Because of our sin, our brokenness, our ignorance, we don’t even speak Human all that well, let alone the language of Heaven. Our Human is broken Human at best, sometimes barely understandable. A heavy accent of sin, of fear, of selfishness, of violence and hatred inflect our Human. Not just our speech, but our attempt to live humanly. But, Jesus as the truly Human One, he is the Human who speaks Human fluently.
In that sense, understanding Jesus as fully God and fully Human is to understand that he is the one fully bilingual person. He speaks the language of the kingdom of God, the language of the life of the Trinity, fluently. But he also speaks Human fluently. And he speaks both simultaneously, not the way we usually think of bilingualism where one might speak Spanish in one context and then English in another. It’s not that sometimes Jesus is speaking Human and sometimes Jesus is speaking Heaven. The miracle of the Incarnation is that he speaks both at the same time. When he is being most human, Jesus is speaking the idiom of the Trinity, the idiom of Heaven, in fleshly terms. And, when Jesus is being most Godlike, he is speaking fluent Human the way we are all created to speak it – to live it. Jesus’ life is the vocabulary of both Heaven and the truly Human. The vocabulary of his life, his faithfulness, his obedience, his love, his joy, his peace is the vocabulary of Heaven lived in the flesh and the vocabulary of the flesh lived in the context of God.
We will never speak more than broken Human this side of the kingdom, let alone speak the language of Heaven with anything like fluency. But we are invited by God’s grace, and through the Holy Spirit speaking in us and through us, to learn to speak true Human and true Heaven. In coming as the true Word, Jesus has made a way for us to be that true word as well – the body of Christ speaking the language of the kingdom in a world that desperately needs to hear it.
When I was in seminary, there was a table in the refectory called the “mesa Espanol” – the Spanish table. There, faculty and students would gather at lunchtime to practice their Spanish with one another so they could become more fluent. The church is like the “mesa Espanol.” We gather week by week (and during the week) to practice the language of the kingdom of God. It is the language we hear spoken in the life and teaching of Jesus Christ, the Word of God. As we practice with one another, and as we seek to speak and live that word in the world around us, by God’s grace we become more and more fluent.
Translation from Human to Divine is tricky business. But, the day will come – God has promised – when we will be gathered up into the very life of God and we too will begin to be bilingual – speaking truly Human, speaking truly God. The Incarnation is God translated into Human that we might be translated into the Divine. That is the promise of the Incarnation.
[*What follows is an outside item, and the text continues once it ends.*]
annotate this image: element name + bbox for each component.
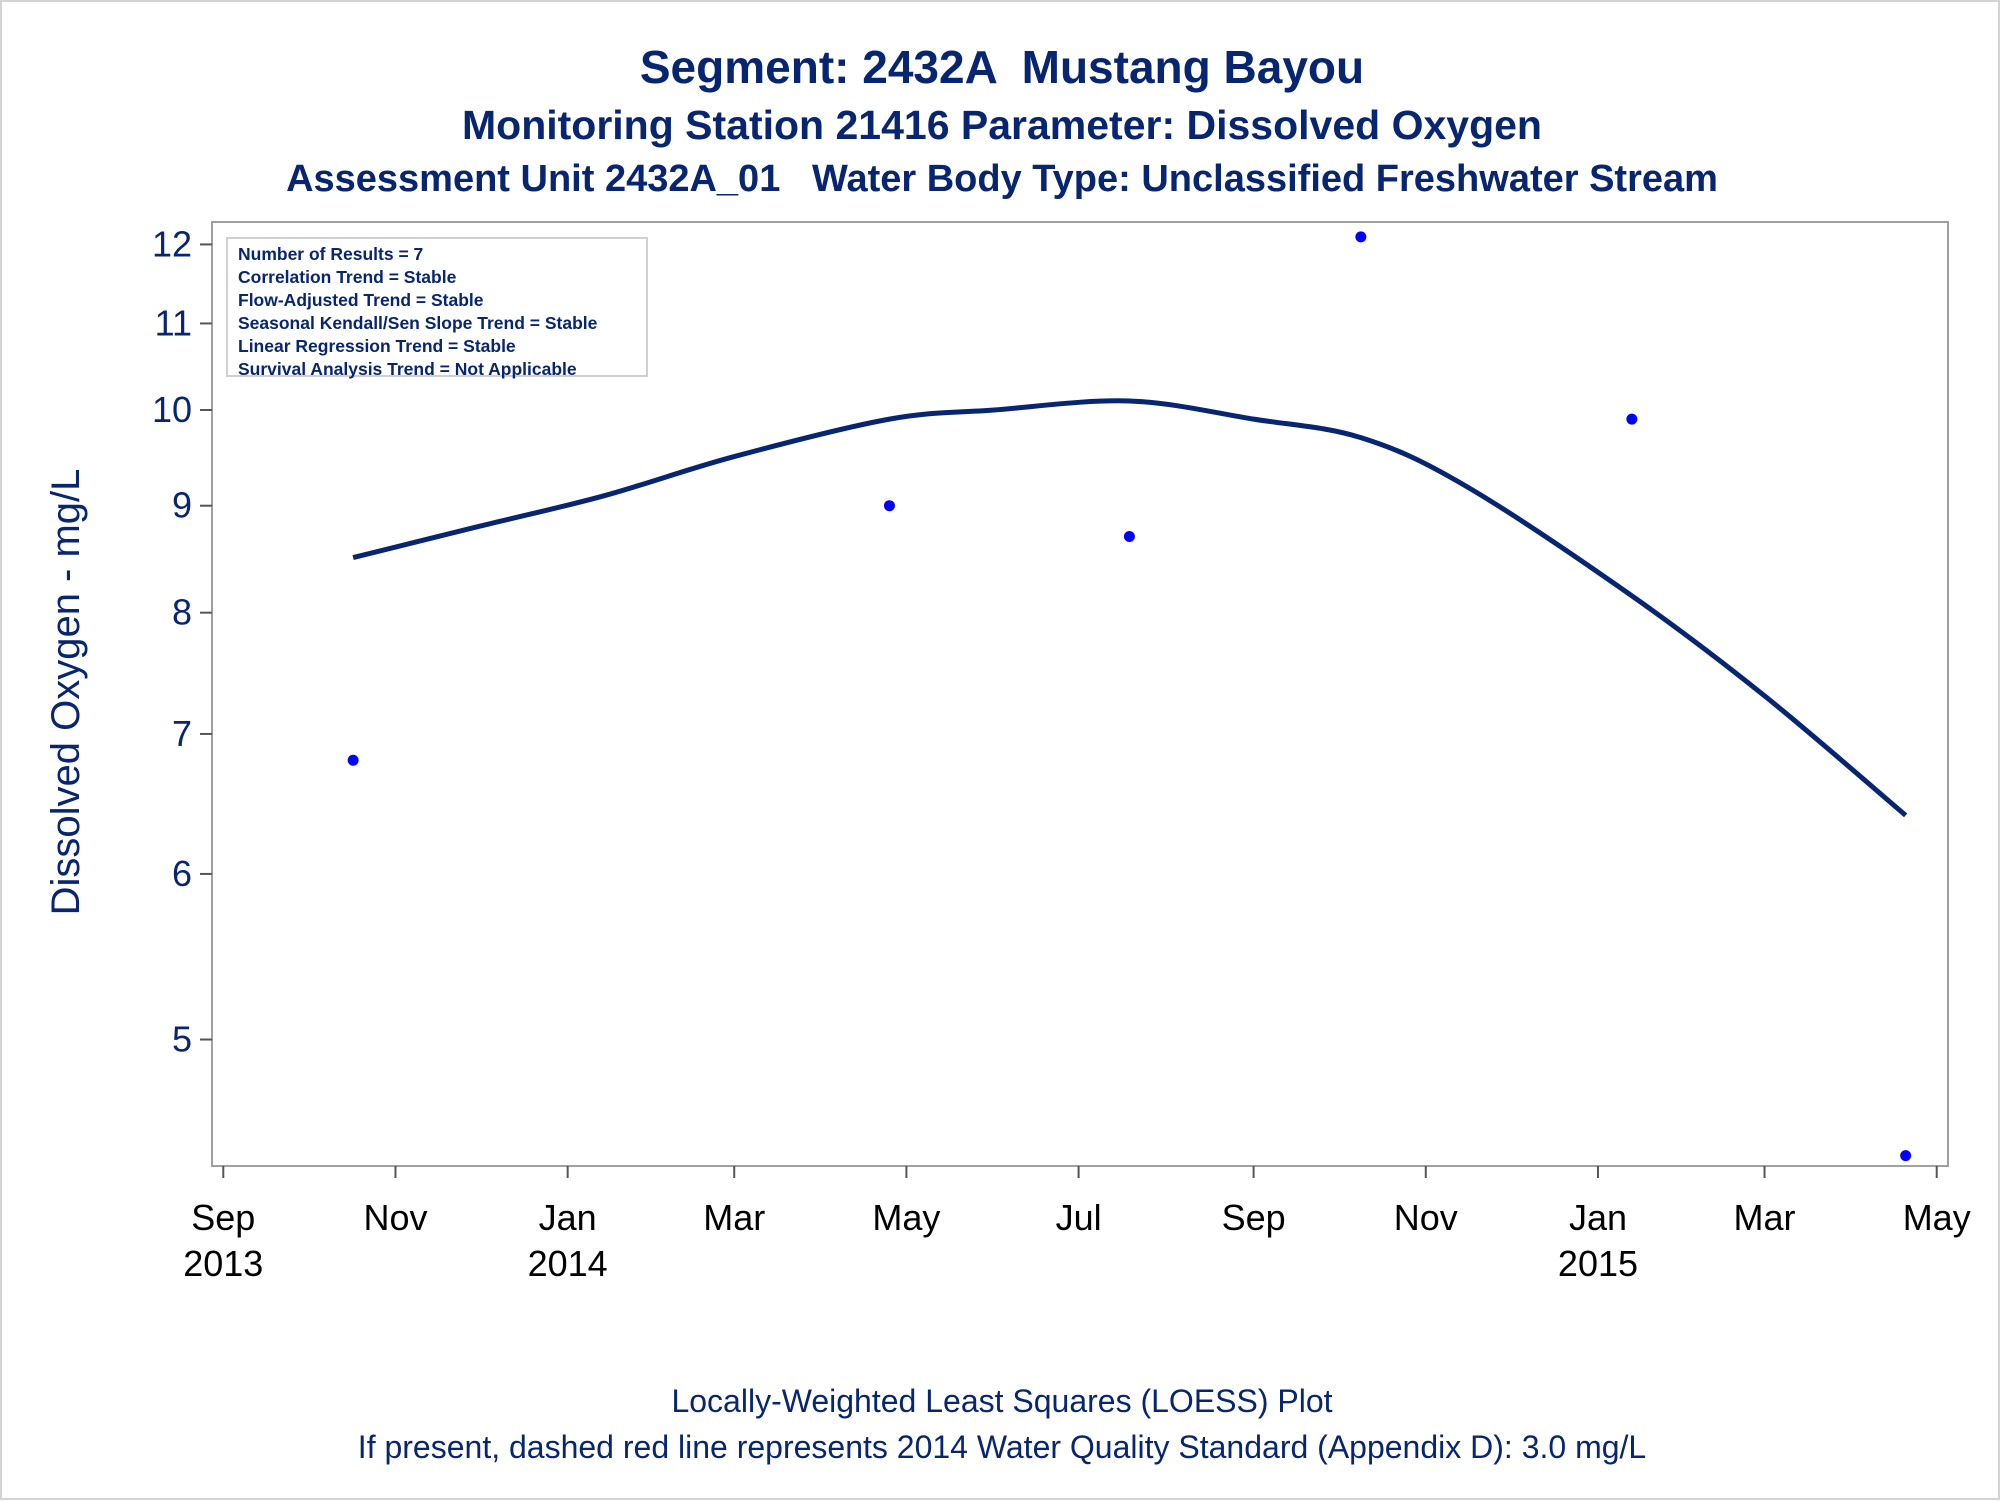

It is the promise of Christmas.
Bonus (not part of the sermon):
Here are a couple of interesting passages from the New Testament in the King James (Authorized) Version:
By faith Enoch was translated that he should not see death; and was not found, because God had translated him: for before his translation he had this testimony, that he pleased God.
– Hebrews 11:5
Giving thanks unto the Father, which hath made us meet to be partakers of the inheritance of the saints in light: Who hath delivered us from the power of darkness, and hath translated us into the kingdom of his dear Son: In whom we have redemption through his blood, even the forgiveness of sins.